Immovable property title can’t be changed through unregistered deeds: HC

Excelsior Correspondent
Srinagar, Oct 14: The State High Court today held that the title of immovable property cannot be transferred on the basis of relinquishment to rights made by oral statements or unregistered deeds.
It may be mentioned here that Revenue authorities were transferring the title of immovable property without any registered deeds in Courts but on the basis of oral statement of the owner or unregistered deeds. This was being done to avoid Court fee or on usurp the property which had become a major scandal in Revenue Department.
According to petitioner, Taja daughter of Aziz Malik resident of Sangrama, Tehsil Sopore, her brother Jabbar Malik is bent upon to deprive her of the property left behind by their father, Aziz Malik, who on his death was survived by daughter (Taja), son (Jabbar Malik)  and wife (Shahmali).
Aziz Malik has left behind landed property situated at village Sangrama in Sopore tehsil. Taja claimed that at her back and without jurisdiction, NaibTehsildar, Sangrama, vide mutation No.51 transferred her share in favour of Jabbar Malik.
The moment Taja came to know about it in 2002, Taja filed an appeal against the mutation order before Collector, SDM, Sopore, but the it was dismissed (rejected) vide order dated 16th March 2004.
Taja filed a revision petition before Settlement Commissioner, Kashmir, Srinagar, against mutation order no.51 as well as against order of Collector, SDM, which was allowed vide order dated 4th October 2004.
Settlement Commissioner, however, referred the matter to Financial Commissioner in terms of Section 15(4) of Land Revenue Act. Financial Commissioner declined to accept the Reference made by Settlement Commissioner and dismissed revision petition vide order dated 20th August 2008.
Justice Tashi Rabstan, however, allowed the petition of Taja and quashed the impugned order 20th August 2008 passed by Financial Commissioner (Revenue)
The Settlement Commissioner, J&K, Srinagar, order (dated 4th October 2004) said that title to immovable property cannot be transferred on the basis of relinquishment of rights made by oral statements by an owner and that too in mutation proceedings inasmuch as such oral statements or admission in oral proceedings does not confer any title.
Counsel appearing for Jabbar Malik has heavily relied upon a document which, according to Malik, is a relinquishment deed. Court however, said its close peep unearths it a notarised document, purportedly executed on 13th October 1983.
“Such document, in law, does not and cannot change title, more particularly when it relates to immovable property.
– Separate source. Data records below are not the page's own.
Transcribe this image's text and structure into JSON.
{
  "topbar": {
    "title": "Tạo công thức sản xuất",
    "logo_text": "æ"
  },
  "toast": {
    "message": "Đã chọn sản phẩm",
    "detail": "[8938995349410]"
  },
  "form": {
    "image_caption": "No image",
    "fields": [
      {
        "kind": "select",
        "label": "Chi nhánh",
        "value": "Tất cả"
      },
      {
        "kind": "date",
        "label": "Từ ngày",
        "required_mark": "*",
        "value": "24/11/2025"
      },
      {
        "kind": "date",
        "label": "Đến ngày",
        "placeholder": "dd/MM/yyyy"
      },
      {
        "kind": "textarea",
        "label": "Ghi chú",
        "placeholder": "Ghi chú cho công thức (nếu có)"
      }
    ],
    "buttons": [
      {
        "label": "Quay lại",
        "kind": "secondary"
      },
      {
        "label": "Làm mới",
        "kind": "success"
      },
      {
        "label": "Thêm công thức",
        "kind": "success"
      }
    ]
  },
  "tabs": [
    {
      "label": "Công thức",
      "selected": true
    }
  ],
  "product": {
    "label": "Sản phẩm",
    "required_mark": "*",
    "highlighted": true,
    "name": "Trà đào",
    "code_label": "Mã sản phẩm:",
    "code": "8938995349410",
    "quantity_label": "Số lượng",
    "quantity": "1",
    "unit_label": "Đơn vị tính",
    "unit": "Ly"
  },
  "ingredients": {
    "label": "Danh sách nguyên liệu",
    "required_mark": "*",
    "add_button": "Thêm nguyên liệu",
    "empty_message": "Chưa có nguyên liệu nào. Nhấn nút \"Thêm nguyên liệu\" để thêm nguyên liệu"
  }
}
In this regard it is necessary to be pointed out here that way back in the year 1920 A.D. it was seen that on the authority of some provisions of Standing Order 23-A, there had been general assumption in certain quarters that transfers of land by oral agreements or unregistered deeds, when mutation thereof was sanctioned, were also valid and under such assumption a very large number of transfers of land by oral agreements or unregistered deeds was made and mutations thereof sanctioned.”
“But doubts arose qua correctness of such assumption and such transfers of land by oral agreement or unregistered deeds had been disputed and parties to such transfers believed that transfers made by oral agreements or unregistered deeds were valid. Facing this situation, it was thought pragmatic that such transfers should be avoided in future and accordingly the Transfer of Property Act, 1977 (1920 A.D.) was sanctioned by the Maharaja, which came into force on 1st day of Baisakh, 1978.”
“What springs from Section 138 of the Act is that transfer of immoveable property is valid only after it is effected through a deed, which is duly registered under the provisions of Registration Act. Subsection (3) of Section 138 goes the extra-mile stringent”, Court said.
It in categorical terms, Court held that no person shall take possession of any land in Province of Kashmir, which has been transferred or contracted to be transferred to him unless and until such transfer becomes valid under the provisions of Subsection (1) of the Act. Subsection (3), thus, is a special provision for Kashmir Province only, so it is the duty of the Courts, in Kashmir Province, to see while dealing documents/instruments/indentures, relating to the land in the Kashmir Province that the requirement of  subsection (1) of Section 138 of the Act have been complied with.
Court also made it clear that transfer of possession relating to such land is valid only when the land is transferred only in accordance with the provisions of Subsection (1) otherwise not and transfer of possession in violation of such provisions will not create any right or interest in the person who takes possession of land under a document executed in violation of the Section.